Le président ukrainien dimanche devant la Knesset
Nul n’est prophète en son pays. Volodymyr Zélensky a été applaudi debout par des députés britanniques, américains, européens, allemands mais il a suscité plus de réserves dimanche à Tel Aviv. Le seul président juif au monde, en dehors de celui d’Israël, est ovationné partout comme un héros mais il échoue à convaincre la Knesset de lui livrer des armes ou d’appliquer des sanctions contre la Russie.
C’est que les dirigeants israéliens avancent sur des œufs : 20% des électeurs sont d’origine russe. Il reste une forte communauté juive en Ukraine. Le conflit ne laisse donc personne indifférent. Mais ce qui importe vraiment, c’est l’autre guerre. La guerre de 40 ans, obscure, permanente, vitale : la guerre avec l’Iran.
Et dans cette partie-là, il faut ménager la Russie
Avant d’aller bombarder les milices pro-iraniennes en Syrie, Israël prévient Moscou qui regarde ailleurs et n’active pas ses missiles sol-air. Et Moscou peut bloquer la normalisation avec l’Iran que souhaite Joe Biden. Il est prêt à remettre sur les rails l’accord sur le nucléaire iranien. Pour Israël, c’est un marché de dupes. Il faut l’empêcher.
Le Premier ministre Naftali Bennett en a parlé à Vladimir Poutine qu’il est allé voir au Kremlin. Officiellement, il s'agissait de tenter une médiation dans le conflit ukrainien. Elle n’a rien donné, on n’en parle plus. En revanche, Moscou exige désormais des garanties avant de cosigner l’accord sur le nucléaire iranien. Naftali Bennett n’a pas sacrifié son shabbat en vain.
La morale de ces chassés-croisés, c’est que les Etats n’ont pas d’amis, même quand ils sont des nôtres, qu’ils portent un t-shirt kaki et plaident avec l’éloquence d’un héros, les Etats ont des intérêts. Leur morale, c’est de les défendre et pour cela, ils sont prêts à s’allier avec le Diable.
Les Emirats arabes unis ont accueilli ce week-end Bachar al-Assad
Lui, c’était le diable de la dernière décennie. Depuis dix ans, il est sorti de son enfer pour aller à Moscou et à Téhéran, ses deux alliés. Le voyage à Abou Dhabi était le premier dans le monde arabe depuis 2011… Autant dire qu’il a savouré le tapis rouge que lui ont déroulé le prince MBZ d’Abou Dhabi et le prince MBR de Dubaï. Il a dû apprécier leurs arabesques sucrées qui vantaient les relations fraternelles et la Syrie, pilier de la sécurité arabe… Quand ils disent la sécurité arabe, il faut entendre : "Écraser les Frères musulmans".

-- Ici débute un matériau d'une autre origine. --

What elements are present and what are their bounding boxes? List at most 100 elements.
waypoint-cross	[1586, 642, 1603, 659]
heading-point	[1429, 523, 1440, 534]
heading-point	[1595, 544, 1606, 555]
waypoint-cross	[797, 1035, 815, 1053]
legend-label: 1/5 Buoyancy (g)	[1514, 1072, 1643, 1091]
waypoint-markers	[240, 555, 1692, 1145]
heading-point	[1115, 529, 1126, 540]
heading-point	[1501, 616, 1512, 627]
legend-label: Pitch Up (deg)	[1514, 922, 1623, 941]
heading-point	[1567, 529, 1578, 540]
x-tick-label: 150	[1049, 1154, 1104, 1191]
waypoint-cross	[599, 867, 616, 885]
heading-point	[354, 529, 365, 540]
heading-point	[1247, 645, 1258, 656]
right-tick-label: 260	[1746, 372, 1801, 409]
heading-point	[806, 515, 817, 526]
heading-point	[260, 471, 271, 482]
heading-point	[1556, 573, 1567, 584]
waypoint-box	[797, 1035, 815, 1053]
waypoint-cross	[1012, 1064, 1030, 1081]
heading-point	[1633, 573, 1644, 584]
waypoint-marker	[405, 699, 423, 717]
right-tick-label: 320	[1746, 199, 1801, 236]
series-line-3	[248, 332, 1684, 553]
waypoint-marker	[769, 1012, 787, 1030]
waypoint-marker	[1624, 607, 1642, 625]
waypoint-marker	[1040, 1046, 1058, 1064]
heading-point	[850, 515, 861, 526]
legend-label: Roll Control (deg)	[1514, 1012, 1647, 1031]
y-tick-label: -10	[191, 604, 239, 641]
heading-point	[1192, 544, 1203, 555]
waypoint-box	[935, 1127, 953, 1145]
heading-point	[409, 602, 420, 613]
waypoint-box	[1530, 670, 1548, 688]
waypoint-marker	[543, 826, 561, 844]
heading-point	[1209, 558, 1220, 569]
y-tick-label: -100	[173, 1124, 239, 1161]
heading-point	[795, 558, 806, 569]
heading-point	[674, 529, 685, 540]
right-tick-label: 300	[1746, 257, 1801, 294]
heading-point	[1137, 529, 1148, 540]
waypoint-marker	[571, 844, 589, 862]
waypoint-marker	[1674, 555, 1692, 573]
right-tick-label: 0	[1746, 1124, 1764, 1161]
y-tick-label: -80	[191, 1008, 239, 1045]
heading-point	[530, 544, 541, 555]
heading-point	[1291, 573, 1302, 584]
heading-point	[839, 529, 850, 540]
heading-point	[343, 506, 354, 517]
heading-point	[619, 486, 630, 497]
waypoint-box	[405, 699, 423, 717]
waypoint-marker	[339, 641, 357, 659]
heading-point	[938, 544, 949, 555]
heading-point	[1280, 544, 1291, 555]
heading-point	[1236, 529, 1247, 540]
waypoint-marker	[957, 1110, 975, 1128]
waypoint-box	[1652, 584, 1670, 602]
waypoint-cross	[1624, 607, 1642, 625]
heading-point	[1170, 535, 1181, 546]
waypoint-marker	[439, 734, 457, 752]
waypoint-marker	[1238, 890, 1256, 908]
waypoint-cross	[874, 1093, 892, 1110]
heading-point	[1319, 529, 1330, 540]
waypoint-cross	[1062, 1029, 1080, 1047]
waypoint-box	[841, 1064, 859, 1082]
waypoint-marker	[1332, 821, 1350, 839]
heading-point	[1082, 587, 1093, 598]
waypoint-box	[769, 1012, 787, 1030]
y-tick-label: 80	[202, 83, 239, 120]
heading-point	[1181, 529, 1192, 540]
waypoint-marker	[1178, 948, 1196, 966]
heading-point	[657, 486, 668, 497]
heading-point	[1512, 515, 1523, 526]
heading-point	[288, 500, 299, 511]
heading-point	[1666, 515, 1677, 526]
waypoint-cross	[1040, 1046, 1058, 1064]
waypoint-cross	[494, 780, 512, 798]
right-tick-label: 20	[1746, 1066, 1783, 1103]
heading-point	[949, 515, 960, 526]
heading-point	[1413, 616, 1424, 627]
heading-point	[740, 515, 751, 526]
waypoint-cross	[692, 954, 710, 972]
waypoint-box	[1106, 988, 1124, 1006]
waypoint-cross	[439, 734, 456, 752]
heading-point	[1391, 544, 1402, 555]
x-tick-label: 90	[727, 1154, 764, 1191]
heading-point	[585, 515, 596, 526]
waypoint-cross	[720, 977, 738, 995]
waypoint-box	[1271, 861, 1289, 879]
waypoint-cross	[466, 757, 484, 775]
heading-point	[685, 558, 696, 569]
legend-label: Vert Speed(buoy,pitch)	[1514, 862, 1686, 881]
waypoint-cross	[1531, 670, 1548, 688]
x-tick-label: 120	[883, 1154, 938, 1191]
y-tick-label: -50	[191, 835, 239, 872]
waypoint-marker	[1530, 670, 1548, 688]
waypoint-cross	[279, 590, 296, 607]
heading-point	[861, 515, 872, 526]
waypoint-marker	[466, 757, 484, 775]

Ils n’ont pas dit un mot des centaines de milliers de morts en Syrie, des millions de réfugiés, des crimes de guerre. Tout est oublié, embrassons-nous folleville ! Vladimir Poutine que l’Occident considère comme un criminel de guerre doit apprécier cette réhabilitation de Bachar al-Assad. Il voit que le plus dur sera de durer. Avec le temps, l’amnésie vaut amnistie.
Les Emirats Arabes unis sont pourtant l’allié de la France…
La France a fourni le Louvre et la Sorbonne, installé une base militaire face à l’Iran, vendu des avions de chasse, des blindés, des canons et aussi le tramway, le métro, les Airbus, on compte 600 filiales d'entreprises françaises. On leur a tout refilé et même une place dans la Francophonie. Les Emirats, c’est notre meilleur client au Moyen-Orient. Cela ne veut pas dire que nous soyons leur principal allié.
Depuis des années, ils mènent une sale guerre au Yémen et nous détournons pudiquement les yeux. Autrement dit, nos ennemis ne sont pas ceux de nos amis. Leurs amis ne sont pas les nôtres. Et l’horreur que suscitent les crimes de guerre reste très relative.